Another example of Ludlam’s exuberant, inflated theatricality, this play is a parody of opera in general, and of Wagner in particular. The jokes begin with characters’ names: the Rhinemaidens are called Flosshilde, Woglinde, and Welgunde; the gods are known as Dunderhead, Froh, and Loga. Based on various libretti of Wagner’s Ring Cycle (including Wagner’s own libretto), Ludlam’s comedy invents a special language, abandoning literal speech for a language that is often vaudevillian and German Yiddish. The new language reflects the evolution of human beings and thought in the tale. Characters speak different ways, echoing different periods of history, and are given linguistic leitmotifs: The Nihilumpens speak in a pidgin German; the Gibichungen speak an elevated Elizabethan diction; the heroic, chaste, lesbian Valkyries (dressed like motorcyclists) sound like Gertrude Stein; the Forest Bird speaks in plain English; and after he has tasted dragon blood, Siegfried suddenly understands birdsong and English.

The Mystery of Irma Vep

Ludlam’s biggest critical and popular success is a melodrama inspired by Victorian penny dreadfuls, cheap novels that combined lurid horror with inflated language and images. The play shamelessly steals plot devices, themes, and sometimes passages from Emily Brontë’s Wuthering Heights (1847), Daphne du Maurier’s Rebecca (1938), Bram Stoker’s Dracula (1897), and the collage novels of Max Ernst, while using quick changes, double casting with gender transformations, and special effects. Servants Jane and Nicodemus welcome visitors to misty Mandacrest Manor where Lady Enid, second wife of Egyptologist Lord Edgar Hillcrest, has to cope with complications stemming from her husband’s lingering attachment to memories of his first wife, Irma Vep. The result is an outrageously funny parody-collage with weird characters (such as a long-dead but strangely seductive Egyptian princess and a kind-hearted werewolf). The Mystery of Irma Vep crystallizes Ludlam’s highly self-conscious style that undermines sexual, psychological, and cultural categories in a structure that parodies classical or popular literary forms.

Bibliography

Brecht, Stefan. Queer Theatre. New York: Methuen Books, 1986. Despite the pedantic jargon and generalized, pontifical tone, this book contains a useful discussion of the positive and negative aspects of Ridiculous Theater. Focusing on Big Hotel and Conquest of the Universe, Brecht argues that the ambiguity of sexual identity is a basic variant of the role-playing theme.

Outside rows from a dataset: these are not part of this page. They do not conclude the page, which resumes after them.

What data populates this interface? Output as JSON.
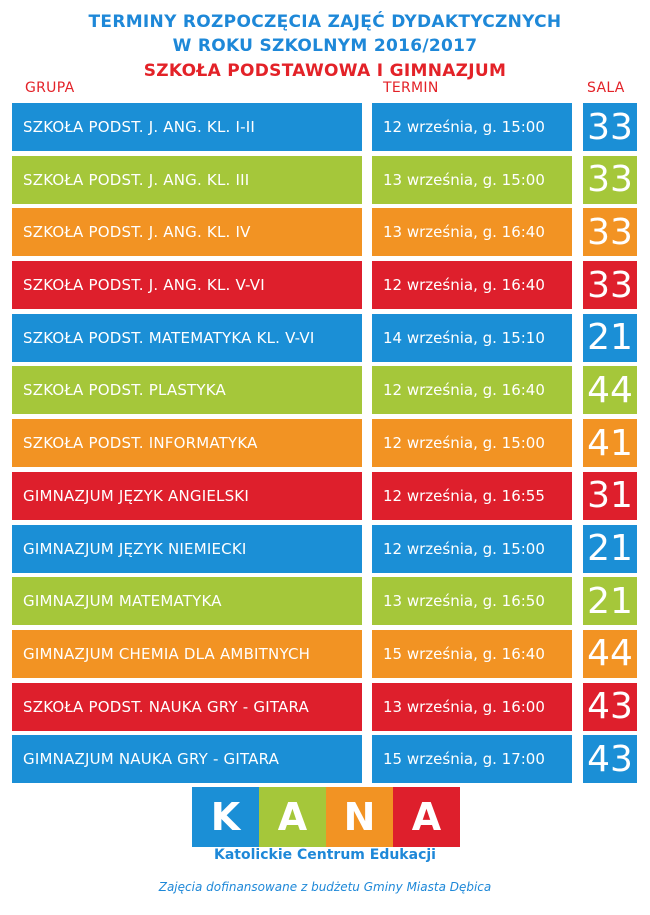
{
  "header": {
    "line1": "TERMINY ROZPOCZĘCIA ZAJĘĆ DYDAKTYCZNYCH",
    "line2": "W ROKU SZKOLNYM 2016/2017",
    "line3": "SZKOŁA PODSTAWOWA I GIMNAZJUM"
  },
  "columns": {
    "grupa": "GRUPA",
    "termin": "TERMIN",
    "sala": "SALA"
  },
  "colors": {
    "blue": "#1b8fd6",
    "green": "#a5c73a",
    "orange": "#f29323",
    "red": "#de1f2c",
    "title_blue": "#1e88d8",
    "title_red": "#e32228"
  },
  "rows": [
    {
      "grupa": "SZKOŁA PODST. J. ANG. KL. I-II",
      "termin": "12 września, g. 15:00",
      "sala": "33",
      "color": "#1b8fd6"
    },
    {
      "grupa": "SZKOŁA PODST. J. ANG. KL. III",
      "termin": "13 września, g. 15:00",
      "sala": "33",
      "color": "#a5c73a"
    },
    {
      "grupa": "SZKOŁA PODST. J. ANG. KL. IV",
      "termin": "13 września, g. 16:40",
      "sala": "33",
      "color": "#f29323"
    },
    {
      "grupa": "SZKOŁA PODST. J. ANG. KL. V-VI",
      "termin": "12 września, g. 16:40",
      "sala": "33",
      "color": "#de1f2c"
    },
    {
      "grupa": "SZKOŁA PODST. MATEMATYKA KL. V-VI",
      "termin": "14 września, g. 15:10",
      "sala": "21",
      "color": "#1b8fd6"
    },
    {
      "grupa": "SZKOŁA PODST. PLASTYKA",
      "termin": "12 września, g. 16:40",
      "sala": "44",
      "color": "#a5c73a"
    },
    {
      "grupa": "SZKOŁA PODST. INFORMATYKA",
      "termin": "12 września, g. 15:00",
      "sala": "41",
      "color": "#f29323"
    },
    {
      "grupa": "GIMNAZJUM JĘZYK ANGIELSKI",
      "termin": "12 września, g. 16:55",
      "sala": "31",
      "color": "#de1f2c"
    },
    {
      "grupa": "GIMNAZJUM JĘZYK NIEMIECKI",
      "termin": "12 września, g. 15:00",
      "sala": "21",
      "color": "#1b8fd6"
    },
    {
      "grupa": "GIMNAZJUM MATEMATYKA",
      "termin": "13 września, g. 16:50",
      "sala": "21",
      "color": "#a5c73a"
    },
    {
      "grupa": "GIMNAZJUM CHEMIA DLA AMBITNYCH",
      "termin": "15 września, g. 16:40",
      "sala": "44",
      "color": "#f29323"
    },
    {
      "grupa": "SZKOŁA PODST. NAUKA GRY - GITARA",
      "termin": "13 września, g. 16:00",
      "sala": "43",
      "color": "#de1f2c"
    },
    {
      "grupa": "GIMNAZJUM NAUKA GRY - GITARA",
      "termin": "15 września, g. 17:00",
      "sala": "43",
      "color": "#1b8fd6"
    }
  ],
  "logo": {
    "letters": [
      {
        "char": "K",
        "color": "#1b8fd6"
      },
      {
        "char": "A",
        "color": "#a5c73a"
      },
      {
        "char": "N",
        "color": "#f29323"
      },
      {
        "char": "A",
        "color": "#de1f2c"
      }
    ],
    "subtitle": "Katolickie Centrum Edukacji"
  },
  "footer": {
    "funding": "Zajęcia dofinansowane z budżetu Gminy Miasta Dębica"
  }
}
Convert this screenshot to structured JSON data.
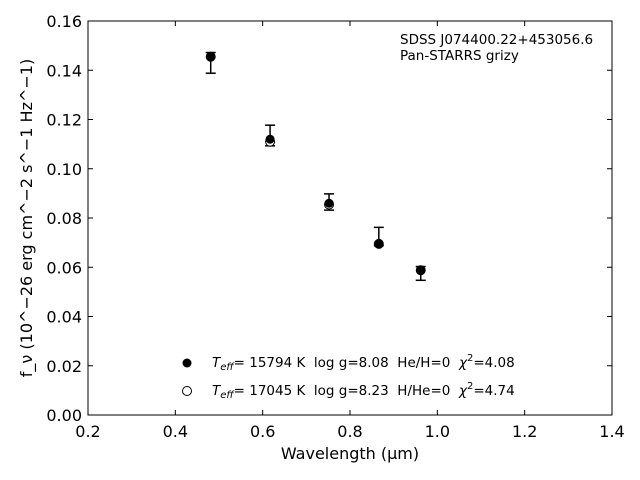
{
  "chart_data": {
    "type": "scatter",
    "xlabel": "Wavelength (μm)",
    "ylabel": "f_ν (10^−26 erg cm^−2 s^−1 Hz^−1)",
    "xlim": [
      0.2,
      1.4
    ],
    "ylim": [
      0.0,
      0.16
    ],
    "xticks": [
      0.2,
      0.4,
      0.6,
      0.8,
      1.0,
      1.2,
      1.4
    ],
    "yticks": [
      0.0,
      0.02,
      0.04,
      0.06,
      0.08,
      0.1,
      0.12,
      0.14,
      0.16
    ],
    "xtick_labels": [
      "0.2",
      "0.4",
      "0.6",
      "0.8",
      "1.0",
      "1.2",
      "1.4"
    ],
    "ytick_labels": [
      "0.00",
      "0.02",
      "0.04",
      "0.06",
      "0.08",
      "0.10",
      "0.12",
      "0.14",
      "0.16"
    ],
    "grid": false,
    "annotations": [
      "SDSS J074400.22+453056.6",
      "Pan-STARRS grizy"
    ],
    "observed": {
      "x": [
        0.481,
        0.617,
        0.752,
        0.866,
        0.962
      ],
      "y": [
        0.143,
        0.1135,
        0.0865,
        0.0725,
        0.0575
      ],
      "yerr": [
        0.0042,
        0.0042,
        0.0033,
        0.0037,
        0.0028
      ]
    },
    "series": [
      {
        "name": "T_eff= 15794 K  log g=8.08  He/H=0  χ²=4.08",
        "marker": "filled-circle",
        "x": [
          0.481,
          0.617,
          0.752,
          0.866,
          0.962
        ],
        "y": [
          0.1455,
          0.112,
          0.086,
          0.0695,
          0.0588
        ]
      },
      {
        "name": "T_eff= 17045 K  log g=8.23  H/He=0  χ²=4.74",
        "marker": "open-circle",
        "x": [
          0.481,
          0.617,
          0.752,
          0.866,
          0.962
        ],
        "y": [
          0.1455,
          0.111,
          0.0855,
          0.0695,
          0.0588
        ]
      }
    ],
    "legend": {
      "placement": "lower-center",
      "entries": [
        {
          "teff_sym": "T",
          "teff_sub": "eff",
          "text": "= 15794 K  log g=8.08  He/H=0  ",
          "chi": "χ",
          "sup": "2",
          "tail": "=4.08"
        },
        {
          "teff_sym": "T",
          "teff_sub": "eff",
          "text": "= 17045 K  log g=8.23  H/He=0  ",
          "chi": "χ",
          "sup": "2",
          "tail": "=4.74"
        }
      ]
    },
    "colors": {
      "marker": "#000000",
      "open_fill": "#ffffff"
    }
  }
}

Ludlam, Charles. “Interview: Charles Ludlam.” Interviewed by Gautam Dasgupta. Performing Arts Journal (Spring/Summer, 1978): 69. A discussion of the origin and techniques of Ludlam’s theater. Ludlam distinguishes between Ridiculous and other comic forms such as lampoon, parody, and satire. Touches on the political aspect of the Ridiculous.

Romer, Rick. Charles Ludlam and the Ridiculous Theatrical Company. Jefferson, N.C.: McFarland, 1998. Offers a critical analysis of all the plays. Romer introduces Ludlam’s work, mission, and artistic sensibility by starting with a brief biography, then delving into the roots of the Ridiculous and countercultural movements of the 1960’s. Shows Ludlam as cultural scavenger with a penchant for “maximal art.”